City moves toward prohibiting minors from bars and clubs

Published: Tuesday, March 25, 2014 at 4:35 p.m.
Last Modified: Wednesday, March 26, 2014 at 9:34 a.m.

Following through on a request from the Police Department, the City Commission is moving toward banning unaccompanied minors from bars and clubs in Gainesville.

An ordinance that unanimously passed on a first vote last Thursday would prohibit teenagers and children under age 18 and not accompanied by a parent or legal guardian from entering venues and establishments that have the sale of alcoholic beverages as their primary business.

The proposed law, which still needs to come back for a second and final commission vote, would carve out an exemption for restaurants making at least 51 percent of their money each month from the sale of food and nonalcoholic beverages.

Police Chief Tony Jones first pushed for the ban in a March 2013 memo to the City Commission. In the memo, Jones said he was concerned about the safety of minors who attend “all age” and “teen night” events at the businesses, particularly if the venue is near the downtown bar district.

“The mere fact that minors are being invited downtown for these events in large numbers and are mixing with large numbers of adults, who are often intoxicated, increases the minors’ probabilities of victimization.” Jones wrote. “While I am in favor of events for minors, I am concerned that allowing these events to be held in the vicinity of the large number of adult bar patrons creates serious public safety issues.”

Jones’ memo did not cite any specific establishment or incident for his concerns.

After his memo, the ordinance prohibiting minors from “alcohol establishments” was vetted in the City Commission's Public Safety Committee before moving to the full Commission.

Commissioner Susan Bottcher, a member of the Public Safety Committee, said support has been unanimous at each vote in the process. Bottcher said that, as a parent who raised children in Gainesville, support of the ordinance was a “no brainer.” She said events for teens are good, but they should not be scheduled at or near establishments where adults are consuming alcohol.

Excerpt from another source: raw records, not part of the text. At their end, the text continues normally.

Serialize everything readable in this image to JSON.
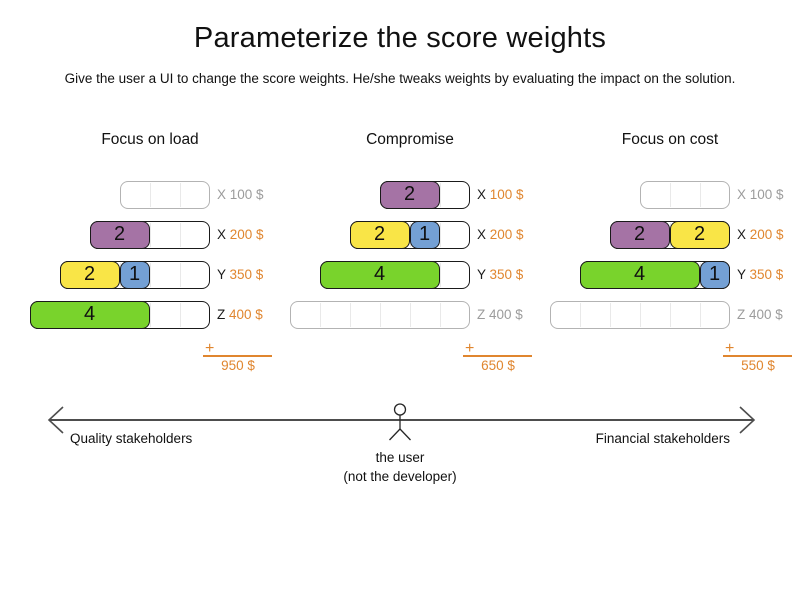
{
  "title": "Parameterize the score weights",
  "subtitle": "Give the user a UI to change the score weights. He/she tweaks weights by evaluating the impact on the solution.",
  "sum_plus": "+",
  "colors": {
    "purple": "#a573a5",
    "yellow": "#f9e547",
    "blue": "#74a0d4",
    "green": "#79d32c",
    "orange": "#e0862f",
    "inactive_text": "#9c9c9c",
    "inactive_border": "#b3b3b3",
    "active_text": "#1a1a1a"
  },
  "panels": [
    {
      "title": "Focus on load",
      "total": "950 $",
      "rows": [
        {
          "label": "X",
          "price": "100 $",
          "active": false,
          "units": 3,
          "blocks": []
        },
        {
          "label": "X",
          "price": "200 $",
          "active": true,
          "units": 4,
          "blocks": [
            {
              "value": "2",
              "color": "purple"
            }
          ]
        },
        {
          "label": "Y",
          "price": "350 $",
          "active": true,
          "units": 5,
          "blocks": [
            {
              "value": "2",
              "color": "yellow"
            },
            {
              "value": "1",
              "color": "blue"
            }
          ]
        },
        {
          "label": "Z",
          "price": "400 $",
          "active": true,
          "units": 6,
          "blocks": [
            {
              "value": "4",
              "color": "green"
            }
          ]
        }
      ]
    },
    {
      "title": "Compromise",
      "total": "650 $",
      "rows": [
        {
          "label": "X",
          "price": "100 $",
          "active": true,
          "units": 3,
          "blocks": [
            {
              "value": "2",
              "color": "purple"
            }
          ]
        },
        {
          "label": "X",
          "price": "200 $",
          "active": true,
          "units": 4,
          "blocks": [
            {
              "value": "2",
              "color": "yellow"
            },
            {
              "value": "1",
              "color": "blue"
            }
          ]
        },
        {
          "label": "Y",
          "price": "350 $",
          "active": true,
          "units": 5,
          "blocks": [
            {
              "value": "4",
              "color": "green"
            }
          ]
        },
        {
          "label": "Z",
          "price": "400 $",
          "active": false,
          "units": 6,
          "blocks": []
        }
      ]
    },
    {
      "title": "Focus on cost",
      "total": "550 $",
      "rows": [
        {
          "label": "X",
          "price": "100 $",
          "active": false,
          "units": 3,
          "blocks": []
        },
        {
          "label": "X",
          "price": "200 $",
          "active": true,
          "units": 4,
          "blocks": [
            {
              "value": "2",
              "color": "purple"
            },
            {
              "value": "2",
              "color": "yellow"
            }
          ]
        },
        {
          "label": "Y",
          "price": "350 $",
          "active": true,
          "units": 5,
          "blocks": [
            {
              "value": "4",
              "color": "green"
            },
            {
              "value": "1",
              "color": "blue"
            }
          ]
        },
        {
          "label": "Z",
          "price": "400 $",
          "active": false,
          "units": 6,
          "blocks": []
        }
      ]
    }
  ],
  "axis": {
    "left_label": "Quality stakeholders",
    "right_label": "Financial stakeholders",
    "center_label_line1": "the user",
    "center_label_line2": "(not the developer)"
  }
}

“This is not so much about underage drinking as it is about kids in an environment that they should not be in in general, downtown, late at night, unsupervised, surrounded by people who are drinking,” said Commissioner Todd Chase, who also serves on the Public Safety Committee.

Jennifer Vito owns the 1982 Bar on West University Avenue, an all-ages music venue for patrons and musicians that sells beer and wine. Vito said if the concern is underage drinking, she feels that is more likely to occur at a house party than a supervised business that checks IDs and has separate wristbands indicating who may drink and who may not.

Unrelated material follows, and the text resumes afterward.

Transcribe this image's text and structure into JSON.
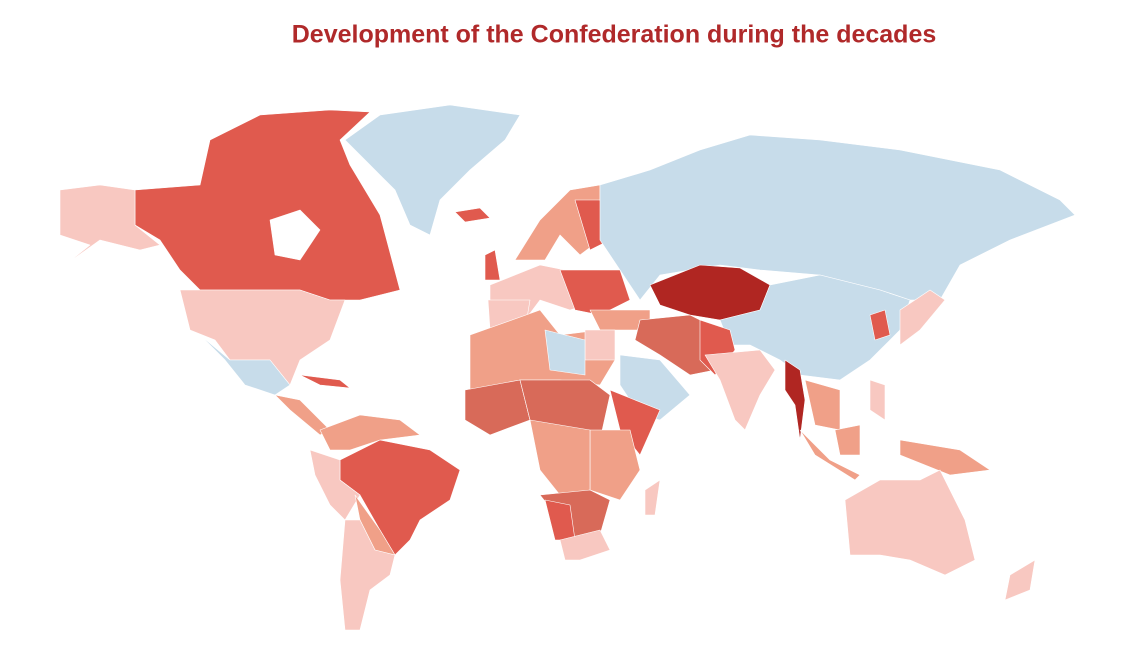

Vito said 1982 Bar gives teen musicians a chance to get some exposure and experience and introduces teenagers who come to a show to the local music scene.

“It provides a necessary cohesion, flow, and growth to the scene,” Vito wrote in an email.

Vito said she thinks the sale of alcohol to adults brings in revenue to keep the business going and, without that money coming in, a teens-only venue might not survive or would have a higher door charge for shows to cover costs.